Dairy industry leader Fonterra has reported an 11 per cent reduction in greenhouse gas emissions from coal in the 2021 financial year, mainly due to an energy conversion at a single manufacturing site.
Chief operating officer Fraser Whineray said the reduction was achieved primarily through the switch from coal to renewable wood pellets at Fonterra's Te Awamutu site in Waikato, and was a great step towards delivering the big cooperative's 2030 target, and goal of getting out of coal by 2037.
It was a major contributor to a global reduction of 6.5 per cent in scope one and two GHG emissions, said Whineray in a snapshot of sustainability progress ahead of the publication of Fonterra's fifth full sustainability report next week, along with FY21 annual results.
The conversion project won the low carbon future category at the NZ Energy Excellence Awards.
However, New Zealand's on-farm GHG footprint rose slightly partly due to the increased proportion of palm kernel extract in supplementary feed.

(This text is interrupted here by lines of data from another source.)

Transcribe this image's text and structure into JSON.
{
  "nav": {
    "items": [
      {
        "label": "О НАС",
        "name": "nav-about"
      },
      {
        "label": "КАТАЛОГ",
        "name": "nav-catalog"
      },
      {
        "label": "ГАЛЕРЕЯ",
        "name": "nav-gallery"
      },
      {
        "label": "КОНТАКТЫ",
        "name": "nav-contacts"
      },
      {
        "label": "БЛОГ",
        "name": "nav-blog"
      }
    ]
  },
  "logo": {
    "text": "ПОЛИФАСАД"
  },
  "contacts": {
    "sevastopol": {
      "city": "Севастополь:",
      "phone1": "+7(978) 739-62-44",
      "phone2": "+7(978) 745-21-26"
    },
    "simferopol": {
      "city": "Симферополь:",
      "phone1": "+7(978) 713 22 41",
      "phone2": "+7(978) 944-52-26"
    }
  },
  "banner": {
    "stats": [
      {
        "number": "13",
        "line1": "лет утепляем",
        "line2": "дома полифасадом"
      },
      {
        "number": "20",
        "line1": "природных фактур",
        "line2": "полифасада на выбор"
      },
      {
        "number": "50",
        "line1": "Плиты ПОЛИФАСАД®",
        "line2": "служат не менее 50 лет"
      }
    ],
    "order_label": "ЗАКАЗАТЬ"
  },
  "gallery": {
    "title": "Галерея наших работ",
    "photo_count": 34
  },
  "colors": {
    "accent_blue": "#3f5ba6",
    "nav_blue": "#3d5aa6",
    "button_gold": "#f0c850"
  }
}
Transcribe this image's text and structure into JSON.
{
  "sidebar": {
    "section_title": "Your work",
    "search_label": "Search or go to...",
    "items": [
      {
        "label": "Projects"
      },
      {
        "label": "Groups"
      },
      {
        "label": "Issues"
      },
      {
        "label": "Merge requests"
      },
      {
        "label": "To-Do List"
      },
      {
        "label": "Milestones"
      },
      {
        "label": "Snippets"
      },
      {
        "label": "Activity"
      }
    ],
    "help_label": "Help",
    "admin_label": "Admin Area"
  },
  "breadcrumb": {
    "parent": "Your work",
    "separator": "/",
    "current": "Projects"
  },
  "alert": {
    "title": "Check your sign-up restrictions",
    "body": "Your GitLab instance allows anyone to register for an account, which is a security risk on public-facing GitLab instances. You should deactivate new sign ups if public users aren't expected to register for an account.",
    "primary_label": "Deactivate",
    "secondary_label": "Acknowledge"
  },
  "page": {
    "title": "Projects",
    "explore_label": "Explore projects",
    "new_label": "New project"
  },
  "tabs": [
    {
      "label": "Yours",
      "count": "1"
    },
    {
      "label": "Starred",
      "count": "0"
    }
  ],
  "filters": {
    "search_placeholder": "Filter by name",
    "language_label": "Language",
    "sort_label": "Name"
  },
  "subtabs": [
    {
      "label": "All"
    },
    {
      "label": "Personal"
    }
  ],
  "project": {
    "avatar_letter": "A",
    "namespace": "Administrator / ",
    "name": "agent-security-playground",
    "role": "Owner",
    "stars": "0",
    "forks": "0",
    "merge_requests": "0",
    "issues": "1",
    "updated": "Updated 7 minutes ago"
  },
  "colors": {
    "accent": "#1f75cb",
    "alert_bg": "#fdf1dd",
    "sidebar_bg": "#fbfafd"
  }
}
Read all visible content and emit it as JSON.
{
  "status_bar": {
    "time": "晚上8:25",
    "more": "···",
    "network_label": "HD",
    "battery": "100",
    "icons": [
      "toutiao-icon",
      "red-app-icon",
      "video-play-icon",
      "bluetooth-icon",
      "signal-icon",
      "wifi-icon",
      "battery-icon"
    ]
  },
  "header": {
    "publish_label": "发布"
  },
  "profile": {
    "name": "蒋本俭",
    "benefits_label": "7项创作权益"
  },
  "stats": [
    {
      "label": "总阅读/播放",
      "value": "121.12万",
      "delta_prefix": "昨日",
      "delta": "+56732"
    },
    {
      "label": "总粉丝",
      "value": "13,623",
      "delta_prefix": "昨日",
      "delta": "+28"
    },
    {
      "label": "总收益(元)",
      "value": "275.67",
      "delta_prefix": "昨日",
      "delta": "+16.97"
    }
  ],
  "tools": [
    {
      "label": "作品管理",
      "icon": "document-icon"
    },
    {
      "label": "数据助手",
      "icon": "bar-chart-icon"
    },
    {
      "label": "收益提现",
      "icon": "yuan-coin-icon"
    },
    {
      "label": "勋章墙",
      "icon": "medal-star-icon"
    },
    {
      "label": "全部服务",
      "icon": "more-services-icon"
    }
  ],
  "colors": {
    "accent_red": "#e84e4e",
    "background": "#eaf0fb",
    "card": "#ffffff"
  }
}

"Having committed to get out of coal by 2037 from the nine remaining sites, Te Awamutu provided material GHG reductions and further confidence to undertake our next project at our Stirling cheese site in the South Island. Stirling will become our first 100 per cent renewable thermal energy site," said Whineray.
"We are already one of the most carbon efficient producers of dairy nutrition in the world, and there is more to be done.
"It is important we continue to make progress in our operations to complement the significant innovation and change by our farmer-owners. One of the ways we're supporting their on-farm activity is through The Co-operative Difference."
Whineray said this programme's payment for milk came into effect this season.
In addition to valuing milk quality, it rewards farmers for on-farm demonstration of care for the environment, animals, people and community.
For the 2020-2021 season there was a 25 per cent increase in farms achieving the top point and the mid-point, with around a third of farmer-owners recognised in the overall programme.
Whineray said 53 per cent of farmers in New Zealand also have tailored farm environment plans, up from 34 per cent last year.
"We are on track to meet our target of 100 per cent by 2025 and these are provided free of charge to all Fonterra farmers."
On people goals, there had been an improvement towards meeting diversity targets but there was room for improvement when it comes to women and ethnic minorities in senior leadership positions, he said.
"Our gender pay gap has narrowed across all job categories. In New Zealand, the co-op is now down to 3.8 per cent on a median basis, compared to the national average of 9.5 per cent.
"We have also recently extended our parental leave in New Zealand so employees will now have their government parental leave cover topped up to 100 per cent of base salary or wages for 26 weeks."
Employee engagement had increased with more teams in the top quartile and the cooperative was just shy of being in the top quartile overall, he said.
In other areas, Fonterra was a finalist in this year's Sustainable Network Awards, for a project at Maungaturoto where, for the first time, it was using a natural wetland process to help recycle water for reuse at the site.
Of packaging on products sold in Australia, 94 per cent was now made from recycle-ready materials.
The company had continued to invest in R&D to find on-farm methane mitigation solutions, including a seaweed trial, the Kowbucha™ project and our partnership with DSM which look to limit methane production from cows.
Since the Living Water partnership with the Department of Conservation began, Fonterra had carried out 36 trials for tools and solutions, with nine of these being further developed for wider use.
It had delivered 48 per cent of the 128 partnership actions in the first three years of its sustainable catchments programme.
On the people sustainability front, 13 new apprentices joined in January as part of a commitment to recruit an extra 44 apprentices by the end of 2022.
In the past year, New Zealand employees increased their on-the-job training and reskilling hours by 28.1 per cent, well on the way to doubling by 2025 in support of the Aotearoa New Zealand Skill Pledge.
More than 180,000 breakfasts a week had been delivered through The KickStart Breakfast programme, a partnership with Sanitarium and the Government to provide milk and Weet-Bix, now in 1300 schools.
Eighty-four per cent of Fonterra's everyday and advanced nutrition products now met its independently endorsed nutrition guidelines.